There is a tendency in current political arena to restrict the analysis to differences between Republicans and Democrats, for the most part, to discussion of the divide between conservatives and liberals. There is nothing terribly wrong with this.
There are reasons for the discussion taking place as it does, starting with the fact that these boundaries are entirely consistent with the world view of those conducting it. In particular, that worldview is centered on a secular point of view. This accounts for their reporting on the recent visit of Pope Francis. For the mainstream media, the limits of what most of them could see or understand was which political agenda was being more advanced. It mattered greatly to them that the Pope was seen as arguing for one side or the other at every turn. My opinion is that this interpretation of events had little to nothing to do with the outpouring of emotion, affection, and support for the Pope. I simply do not believe hundreds of thousands of people stood in line for hours as a result of wanting to let the Pope know they agreed with him on fuel standards or auto emissions.
The reason so many Americans wanted to be in contact with the Pope, in my view, is that there is a deep and real spiritual yearning among this large group of people. They want to believe there is a loving God, and that what motivates, animates, and directs the life of the Pope is his deep desire to reflect the love of God.
For those who are dedicated to looking at events and utterances through a lens where faith is either a non-factor, or worse, the enemy of reason (and being reasonable), connecting to a faith-centered viewpoint does not compute.
However, the reality of this divide between a secular and faith-based worldview constitutes the biggest division between voters in America. There has been a lot of recent attention to how many Americans are part of one organized religion or another. No matter how you cut the data, the fact remains the overwhelming majority of Americans (somewhere between 80 and 90 percent) are willing to say they have a belief in God. Whether or not they attend one church or another does not change this.
Without making a judgment, it is also a fact that most secularists are liberal and conservatives tend to be people of faith. What follows is an attempt to give this circumstance some context and texture.
Since the Age of Enlightenment, liberals have been associated with the scientific method, the firm belief being that, sooner or later, an answer could be found to whatever the problem was. To be fair, the Age of Enlightenment did not emerge from thin air. It came about as a result of the Middle (or Dark) Ages. In addition, who can argue that the scientific method has not yielded many results that have been good and benefited all of us? Certainly, I am not debating this point. At the same time, my contention has led to a view that successfully addressing any difficult thing under the sun is nothing more or less than solving another problem. It has resulted in something akin to a “perfectibility of man” way of looking at the world.
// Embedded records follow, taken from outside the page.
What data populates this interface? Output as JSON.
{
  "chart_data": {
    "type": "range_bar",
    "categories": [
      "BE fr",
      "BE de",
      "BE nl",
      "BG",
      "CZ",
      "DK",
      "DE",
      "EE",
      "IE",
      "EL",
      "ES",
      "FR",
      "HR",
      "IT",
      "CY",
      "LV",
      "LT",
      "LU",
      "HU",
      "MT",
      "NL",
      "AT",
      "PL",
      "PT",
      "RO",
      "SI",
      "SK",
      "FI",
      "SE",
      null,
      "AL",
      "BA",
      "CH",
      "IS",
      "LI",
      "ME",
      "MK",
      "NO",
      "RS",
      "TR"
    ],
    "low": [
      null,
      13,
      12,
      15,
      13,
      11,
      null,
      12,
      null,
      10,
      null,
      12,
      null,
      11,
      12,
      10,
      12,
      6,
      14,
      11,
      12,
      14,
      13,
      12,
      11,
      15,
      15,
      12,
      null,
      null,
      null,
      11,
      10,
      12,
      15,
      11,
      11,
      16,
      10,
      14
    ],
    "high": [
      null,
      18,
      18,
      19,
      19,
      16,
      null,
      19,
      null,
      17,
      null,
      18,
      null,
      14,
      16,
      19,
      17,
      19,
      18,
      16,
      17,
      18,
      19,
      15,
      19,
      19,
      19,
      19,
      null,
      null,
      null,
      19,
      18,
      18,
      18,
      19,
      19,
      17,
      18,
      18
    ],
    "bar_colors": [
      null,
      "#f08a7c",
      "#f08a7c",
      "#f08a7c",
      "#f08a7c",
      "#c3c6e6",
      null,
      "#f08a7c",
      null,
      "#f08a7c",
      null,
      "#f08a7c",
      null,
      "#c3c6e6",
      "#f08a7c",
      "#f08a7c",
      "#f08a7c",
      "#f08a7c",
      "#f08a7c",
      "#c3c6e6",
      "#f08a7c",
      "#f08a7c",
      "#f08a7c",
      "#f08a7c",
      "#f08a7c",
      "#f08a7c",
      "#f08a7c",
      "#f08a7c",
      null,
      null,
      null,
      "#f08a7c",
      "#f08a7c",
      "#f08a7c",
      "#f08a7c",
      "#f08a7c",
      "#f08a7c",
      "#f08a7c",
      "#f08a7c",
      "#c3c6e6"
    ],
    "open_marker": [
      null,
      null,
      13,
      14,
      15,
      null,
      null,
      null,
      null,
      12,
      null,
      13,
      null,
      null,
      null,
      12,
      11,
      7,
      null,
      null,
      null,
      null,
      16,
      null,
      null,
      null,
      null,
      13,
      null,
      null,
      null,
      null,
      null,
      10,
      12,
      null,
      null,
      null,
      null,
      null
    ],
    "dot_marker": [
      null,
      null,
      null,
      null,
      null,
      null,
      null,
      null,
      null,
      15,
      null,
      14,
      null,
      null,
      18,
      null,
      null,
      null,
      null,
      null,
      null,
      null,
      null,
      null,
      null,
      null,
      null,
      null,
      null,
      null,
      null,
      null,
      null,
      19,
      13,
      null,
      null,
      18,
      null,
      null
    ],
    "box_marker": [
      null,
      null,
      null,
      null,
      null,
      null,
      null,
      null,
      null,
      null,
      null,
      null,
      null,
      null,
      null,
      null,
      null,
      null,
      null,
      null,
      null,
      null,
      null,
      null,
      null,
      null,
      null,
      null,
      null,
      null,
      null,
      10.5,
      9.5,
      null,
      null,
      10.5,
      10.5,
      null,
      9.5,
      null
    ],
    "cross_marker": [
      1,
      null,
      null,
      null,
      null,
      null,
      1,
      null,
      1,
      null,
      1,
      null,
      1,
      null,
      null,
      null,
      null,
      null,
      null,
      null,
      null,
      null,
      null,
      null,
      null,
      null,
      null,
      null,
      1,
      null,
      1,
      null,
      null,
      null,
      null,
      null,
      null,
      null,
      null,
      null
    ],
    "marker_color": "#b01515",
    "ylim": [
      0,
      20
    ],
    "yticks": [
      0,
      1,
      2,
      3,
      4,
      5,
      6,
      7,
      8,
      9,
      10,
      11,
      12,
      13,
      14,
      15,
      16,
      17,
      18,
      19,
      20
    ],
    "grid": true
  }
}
For people of faith, who are overwhelmingly more conservative than liberal, the view is different. I do recognize there are plenty people of faith who are liberal. One could even argue that Mainstream Protestants now are more liberal than conservative. That does not change the fact that far more people of faith are conservative than are liberal. Understanding that Christians are not the only faith of consequence in the United States and not meaning to offend those of any other faith, let me take a minute to describe how the Christian worldview is so different than a secular worldview.
For Christians, the belief is that we cannot use reason alone to create a better world. We believe we are a broken people. Only by accepting grace that is unmerited, abundant and sufficient through faith do we have any chance of overcoming our brokenness. When we accept that grace, we are then obligated to reflect it in our every thought, word, and deed. Let it be said early and often that we fail miserably to do it right. However, when we do it right, for us, addressing the ills of the world is more than solving another problem. For us, it is part of Building God’s Kingdom on Earth.
My personal experience is that faith and reason can exist very comfortably. It is also my experience that many secularists, those who are dedicated to the scientific method as almost a religion unto itself, view faith as the enemy of reason.
The bottom line is simple. There is a tremendous difference between people and groups who believe reducing human misery is simply solving another problem and those who believe it is an obligation associated with Building God’s Kingdom. That difference makes differences of strictly a political nature pale in comparison.
Nobody has to break their arms patting themselves on the back for whatever it is that is their worldview. Those of faith need to admit how often we have failed to meet our own standards or spent more time judging others. Those who feel reason alone can get us to where we need to be have to acknowledge what they claimed to be a solution to a problem often been just the opposite.
What would be nice is if those of faith and those adamant in their secularism would take a breath and recognize that so many of our differences begin with where we start.